PICTURED: The Hauraki Gulf Marine Park  

The Impact of Marine Heatwaves


Marine heatwaves (MHWs) are defined as when seawater temperatures are warmer than the 90th percentile of a historical average, for at least 5 consecutive days. MHWs with gaps of 2 days or less are considered part of the same event. In short, they are prolonged periods where seawater temperatures are anomalously warmer than expected.

Measured by duration (in days), intensity (the difference in temperature compared to the expected temperature for the same day) and cumulative intensity (the integral of intensity over the duration), marine heatwaves are becoming more frequent and intense with a 34% rise in frequency, a 17% increase in duration, and a 54% increase in annual MHW days globally since 1925.

The cause of these marine heatwaves are mostly driven by ocean currents and the warming of the sea surface by the atmosphere, also known as air-sea heat flux, whilst other factors such as wind and climate oscillations like El Niño and La Niña also play into the intensity and likelihood of them occurring.

Whilst you would be forgiven for thinking that MHWs are exclusive to the warmer months, they can actually occur at any time of year. During the Winter of 2021, all areas analysed across New Zealand except 2 (Banks Peninsula and FMA3, east of the South Island) experienced MHWs.

Early this year, The Moana Project launched an open-access seven-day forecast which is based on ocean modelling to predict when and where these heatwaves may arise around the country.

Hauraki Gulf sea-surface temperatures including a 7-day forecast. Image from The Moana Project.

The consequences that MHWs can have include ecological, sociological and economic impacts. Ecologically, this can include changes in ecosystem structure, the expansion and contraction of species habitat ranges, disrupted breeding cycles and even mortality.
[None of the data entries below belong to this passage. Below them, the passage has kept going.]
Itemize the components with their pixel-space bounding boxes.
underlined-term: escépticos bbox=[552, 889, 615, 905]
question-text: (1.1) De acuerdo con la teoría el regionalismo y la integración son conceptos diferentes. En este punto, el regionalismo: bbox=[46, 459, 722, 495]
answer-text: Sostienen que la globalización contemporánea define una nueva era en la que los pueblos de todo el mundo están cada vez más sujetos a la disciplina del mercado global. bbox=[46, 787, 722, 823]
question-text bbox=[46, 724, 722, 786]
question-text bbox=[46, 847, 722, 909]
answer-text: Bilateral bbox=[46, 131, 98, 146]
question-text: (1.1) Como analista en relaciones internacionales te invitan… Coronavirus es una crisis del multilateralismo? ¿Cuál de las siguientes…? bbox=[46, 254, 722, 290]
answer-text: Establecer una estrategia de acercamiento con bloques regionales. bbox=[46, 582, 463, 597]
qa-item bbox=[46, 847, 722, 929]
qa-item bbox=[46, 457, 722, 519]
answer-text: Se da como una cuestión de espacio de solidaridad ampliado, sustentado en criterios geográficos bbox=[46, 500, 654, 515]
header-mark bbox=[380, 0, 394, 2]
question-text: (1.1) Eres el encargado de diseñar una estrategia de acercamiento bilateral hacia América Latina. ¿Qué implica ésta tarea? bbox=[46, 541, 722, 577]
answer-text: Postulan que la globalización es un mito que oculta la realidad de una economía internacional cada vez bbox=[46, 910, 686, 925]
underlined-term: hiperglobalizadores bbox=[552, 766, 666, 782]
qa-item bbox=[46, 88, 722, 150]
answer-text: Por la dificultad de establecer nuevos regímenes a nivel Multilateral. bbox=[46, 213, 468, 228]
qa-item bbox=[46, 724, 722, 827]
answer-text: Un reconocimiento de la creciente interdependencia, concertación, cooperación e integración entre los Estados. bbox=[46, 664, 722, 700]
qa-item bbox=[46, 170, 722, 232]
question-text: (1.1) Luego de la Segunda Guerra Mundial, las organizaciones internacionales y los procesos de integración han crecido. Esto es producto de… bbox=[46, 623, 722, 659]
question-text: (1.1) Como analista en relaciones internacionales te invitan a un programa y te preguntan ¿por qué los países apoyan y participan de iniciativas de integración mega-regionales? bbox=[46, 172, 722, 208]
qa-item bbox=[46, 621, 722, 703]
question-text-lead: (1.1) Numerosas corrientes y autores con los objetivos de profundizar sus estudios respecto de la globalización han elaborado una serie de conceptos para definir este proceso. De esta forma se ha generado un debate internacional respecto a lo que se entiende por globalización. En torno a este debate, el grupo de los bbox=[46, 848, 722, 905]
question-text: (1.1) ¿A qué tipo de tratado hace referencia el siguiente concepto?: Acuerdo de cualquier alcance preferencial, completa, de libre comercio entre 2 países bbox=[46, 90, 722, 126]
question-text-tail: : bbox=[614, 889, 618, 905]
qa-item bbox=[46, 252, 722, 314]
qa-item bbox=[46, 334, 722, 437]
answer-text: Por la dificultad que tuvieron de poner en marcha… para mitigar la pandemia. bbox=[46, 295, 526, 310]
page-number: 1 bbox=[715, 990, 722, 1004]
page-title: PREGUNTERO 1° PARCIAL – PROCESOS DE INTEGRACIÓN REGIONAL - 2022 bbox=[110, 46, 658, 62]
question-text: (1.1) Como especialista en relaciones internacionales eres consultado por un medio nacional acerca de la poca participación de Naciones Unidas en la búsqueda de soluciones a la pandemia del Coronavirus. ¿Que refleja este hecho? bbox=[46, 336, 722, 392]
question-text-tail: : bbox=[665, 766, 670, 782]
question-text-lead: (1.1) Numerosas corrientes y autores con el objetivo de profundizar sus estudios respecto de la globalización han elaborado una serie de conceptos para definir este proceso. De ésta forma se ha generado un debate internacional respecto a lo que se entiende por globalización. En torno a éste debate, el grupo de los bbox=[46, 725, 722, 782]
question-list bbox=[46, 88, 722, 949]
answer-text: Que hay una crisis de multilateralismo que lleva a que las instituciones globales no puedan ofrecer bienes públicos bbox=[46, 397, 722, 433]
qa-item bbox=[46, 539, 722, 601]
A strong marine heatwave during the summer of 2017/2018 contributed to the local extinction of bull kelp in areas of Lyttelton Harbour, South Island and this, in turn, resulted in an increase in the growth of opportunistic weedy macroalgae and a decrease in mussels.

Economically MHWs can, directly and indirectly, impact the industries that are associated with them such as tourism, fisheries and aquaculture.

A summary of the 2010/2011 Western Australian marine heatwave found that there were widespread economic impacts on commercial fisheries with some closed for several years due to loss of habitat, reduced reproduction and recruitment rates as well as direct mortality. The MHW and subsequent summers of higher-than-average sea surface temperatures may have been a factor in the reduction in the biomass and catches of Shark Bay’s oceanic stocks of tāmure/Australian snapper (Chrysophrys auratus). This species tends to have a small temperature range where it can spawn successfully, in the Hauraki Gulf Marine Park this is typically between 16-21°C.

Qu et al (2021) recently stated that Goat Island/Leigh Marine Reserve, one of the 6 marine reserves within the Marine Park, contributes approximately 10.6% of juvenile Australian snapper to areas of the Marine Park outside of the reserve via the recruitment effect. This results in a multi-million contribution to both recreational and commercial fisheries. Marine heatwaves have the potential to impact the populations of Australiasian snapper here in Tikapa Moana along with other commercially and recreationally important fish species.

Along with fisheries, the Marine Park also supports the livelihoods of those involved in tourism including marine mammal tourism. Changes to species ranges as well as ecosystem structure changes could affect such tourism operations as marine mammals have also been shown to change their distribution, affected by their prey’s distribution in relation to MHWs.

Research into MHWs is still relatively new but the need and urgency of this is increasing. Being able to predict when MHWs may arise as well as understanding the local, regional and national impacts will be needed to allow for appropriate responses and adaptation.